Die Lage spitzt sich immer weiter zu: „Gibt es ohnehin schon viel zu wenige Kurzzeitpflegeplätze für schwerstkranke und behinderte Kinder und Jugendliche, die zu Hause betreut werden, wurden die wenigen jetzt sogar noch weiter abgebaut“, sagt Angela Jerabeck. „Jetzt sind es nur noch neun in ganz Schwaben.“ Dabei wachse der Bedarf immer mehr, erklärt die Vorsitzende des Vereins „Dachskinder“, der sich um die Bedürfnisse von Familien mit chronisch schwer kranken und mehrfach behinderten Kindern kümmert. „Im Schnitt kommen zwei bis drei neue Familien im Monat zu uns, die dringend eine Entlastungshilfe brauchen.“ Um endlich mehr Kurzzeitpflegeplätze zu schaffen, soll nun der „Dachsbau“ entstehen, ein Neubau in unmittelbarer Nähe der Kinder- und Jugendklinik des Josefinums in Augsburg, deren Trägerin die Katholische Jugendfürsorge der Diözese Augsburg ist. Der Bauantrag sei eingereicht worden.
Drei Frauen kämpfen seit Jahren für eine Entlastung
Wenn der „Dachsbau“ eröffnet, dann ist es der Erfolg von vielen Jahren zähen Ringens. Denn die beiden Vereinsgründerinnen und Vorsitzenden der „Dachskinder“, Angela Jerabeck und Angelika Brunner, setzen sich zusammen mit der Pflegedirektorin des Josefinums, Sabine Berninger, schon sehr lange für diese Einrichtung ein. Weiß doch auch Berninger, dass der Bedarf nicht nur schon jetzt sehr groß ist, sondern sogar steigt. Können doch dank des medizinischen Fortschritts immer mehr Kinder auch mit schweren Beeinträchtigungen leben. In Bayerisch-Schwaben haben ihrer Einschätzung nach etwa 6300 Kinder und Jugendliche eine anerkannte Schwerbehinderung, circa 1700 Kinder unter 15 Jahren seien pflegebedürftig. Und viele von ihnen werden zu Hause gepflegt.
Doch die Not der pflegenden Eltern ist oft groß, berichtet Jerabeck, eine gelernte Kinderkrankenschwester, die lange im ambulanten Pflegedienst gearbeitet hat. Es ist ein Kraftakt, der oft einen 24-stündigen Einsatz erfordert und nicht selten zur völligen körperlichen und psychischen Erschöpfung führe. Etwa ein Viertel der 91 Vereinsmitglieder der „Dachskinder“ sind alleinerziehende Mütter, sagt Jerabeck. Denn viele Ehen würden an der Dauerbelastung zerbrechen. Bei den Alleinerziehenden komme zu der Erschöpfung oft noch eine große finanzielle Not dazu, da ein Arbeiten neben der Pflege des behinderten Kindes und oft neben der Erziehung gesunder Geschwisterkinder einfach nicht mehr möglich sei.

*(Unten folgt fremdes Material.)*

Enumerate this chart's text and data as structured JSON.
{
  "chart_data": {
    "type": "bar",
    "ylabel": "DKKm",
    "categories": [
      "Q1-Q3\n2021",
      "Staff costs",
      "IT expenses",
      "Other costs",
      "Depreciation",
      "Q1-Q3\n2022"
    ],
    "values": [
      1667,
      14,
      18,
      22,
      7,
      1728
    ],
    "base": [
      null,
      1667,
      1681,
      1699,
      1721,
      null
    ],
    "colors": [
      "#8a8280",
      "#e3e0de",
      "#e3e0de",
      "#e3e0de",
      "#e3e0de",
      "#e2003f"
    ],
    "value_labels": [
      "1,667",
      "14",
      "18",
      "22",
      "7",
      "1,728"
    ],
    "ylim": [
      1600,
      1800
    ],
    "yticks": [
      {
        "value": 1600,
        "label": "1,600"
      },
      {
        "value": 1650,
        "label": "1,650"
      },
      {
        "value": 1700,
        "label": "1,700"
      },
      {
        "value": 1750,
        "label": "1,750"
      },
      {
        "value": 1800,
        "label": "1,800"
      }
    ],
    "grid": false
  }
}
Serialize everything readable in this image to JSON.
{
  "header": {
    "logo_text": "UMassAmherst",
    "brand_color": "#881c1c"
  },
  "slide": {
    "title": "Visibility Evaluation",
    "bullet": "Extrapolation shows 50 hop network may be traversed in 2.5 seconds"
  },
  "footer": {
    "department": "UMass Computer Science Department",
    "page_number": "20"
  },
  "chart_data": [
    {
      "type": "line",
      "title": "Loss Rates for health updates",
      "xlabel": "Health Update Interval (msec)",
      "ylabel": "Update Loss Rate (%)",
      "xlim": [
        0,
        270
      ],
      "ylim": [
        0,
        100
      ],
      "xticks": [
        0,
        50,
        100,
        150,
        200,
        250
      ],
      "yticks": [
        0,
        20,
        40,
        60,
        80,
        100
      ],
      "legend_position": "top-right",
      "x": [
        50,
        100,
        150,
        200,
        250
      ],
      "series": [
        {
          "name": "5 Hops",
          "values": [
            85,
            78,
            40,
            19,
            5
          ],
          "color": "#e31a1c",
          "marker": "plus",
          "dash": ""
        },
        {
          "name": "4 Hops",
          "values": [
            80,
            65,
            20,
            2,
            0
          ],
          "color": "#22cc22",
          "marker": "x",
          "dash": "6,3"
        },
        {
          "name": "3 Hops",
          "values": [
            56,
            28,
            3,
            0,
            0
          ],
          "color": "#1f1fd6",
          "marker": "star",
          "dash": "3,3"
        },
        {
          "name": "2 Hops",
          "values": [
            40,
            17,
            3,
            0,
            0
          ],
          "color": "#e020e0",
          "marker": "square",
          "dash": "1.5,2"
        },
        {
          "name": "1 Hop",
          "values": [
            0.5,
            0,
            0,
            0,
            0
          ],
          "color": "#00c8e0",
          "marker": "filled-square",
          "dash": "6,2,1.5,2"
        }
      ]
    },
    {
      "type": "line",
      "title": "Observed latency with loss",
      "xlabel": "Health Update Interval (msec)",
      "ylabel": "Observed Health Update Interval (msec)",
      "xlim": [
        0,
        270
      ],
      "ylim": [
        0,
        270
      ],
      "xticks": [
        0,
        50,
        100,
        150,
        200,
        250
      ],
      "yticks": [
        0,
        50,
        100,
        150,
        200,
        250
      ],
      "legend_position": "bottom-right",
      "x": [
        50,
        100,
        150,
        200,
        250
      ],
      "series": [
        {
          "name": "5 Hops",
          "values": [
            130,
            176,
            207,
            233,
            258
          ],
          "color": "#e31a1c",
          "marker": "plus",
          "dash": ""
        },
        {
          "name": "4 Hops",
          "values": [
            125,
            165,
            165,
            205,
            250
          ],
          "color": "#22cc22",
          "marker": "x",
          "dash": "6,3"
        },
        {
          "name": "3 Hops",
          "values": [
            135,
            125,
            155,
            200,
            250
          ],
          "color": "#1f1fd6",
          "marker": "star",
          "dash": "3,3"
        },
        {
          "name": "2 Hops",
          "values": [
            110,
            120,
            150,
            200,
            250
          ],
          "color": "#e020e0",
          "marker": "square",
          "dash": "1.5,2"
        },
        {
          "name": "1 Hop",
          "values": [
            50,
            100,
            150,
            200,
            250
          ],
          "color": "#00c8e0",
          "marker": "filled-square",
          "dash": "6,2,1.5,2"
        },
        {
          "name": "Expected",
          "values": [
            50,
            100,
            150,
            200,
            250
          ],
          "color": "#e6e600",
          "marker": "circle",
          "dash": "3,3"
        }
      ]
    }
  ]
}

Oft sind die Familien wegen der belastenden Pflegesituation völlig isoliert
„Das Schlimme ist ja, dass diese Eltern und alleinerziehenden Mütter auf keine Besserung des Gesundheitszustandes ihres kranken Kindes hoffen können“, sagt Jerabeck. Im Gegenteil: „Oft erleben sie immer mehr Rückschläge und müssen immer neue Operationen sowie immer neue Beeinträchtigungen mit ihren Kindern zusammen meistern.“ Nicht selten seien diese Familien aufgrund der belastenden Pflegesituation auch gesellschaftlich völlig isoliert. Zeit, aber auch Energie für Treffen und Veranstaltungen bleibe nicht. Eine kleine Auszeit von ein paar Tagen, um einmal wieder durchatmen zu können, sei daher so wichtig für diese Familien, betont Jerabeck. „Diese Eltern brauchen endlich eine Entlastung.“
Genau das will der „Dachsbau“ bieten, ein Zuhause auf Zeit für pflegebedürftige Kinder und Jugendliche. Eingebettet in eine bestehende Grünanlage mit viel altem Baumbestand zum Spielen und Erholen soll der zweigeschossige begrünte Flachbau auf einer Grundfläche von etwa 500 Quadratmetern in Augsburg-Oberhausen Platz für sechs Pflege- und zwei Notfallplätze haben. Im Erdgeschoss des mit bodentiefen Fenstern ausgestatteten Gebäudes sind Gemeinschaftsräume geplant, im Obergeschoss Schlafzimmer. Und der Bau ist nur wenige Gehminuten von der Kinder- und Jugendklinik des Josefinums entfernt, was wichtig ist, damit im Bedarfsfall auf die dortige Notfallmedizin zurückgegriffen werden kann, erklärt Pflegedirektorin Sabine Berninger. Schließlich müssten sich die Eltern darauf verlassen können, dass ihre Kinder bestmöglich versorgt sind. Um das zu gewährleisten, stünden Fachkräfte verschiedener pflegerischer und pädagogischer Expertisen im „Dachsbau“ zur Verfügung.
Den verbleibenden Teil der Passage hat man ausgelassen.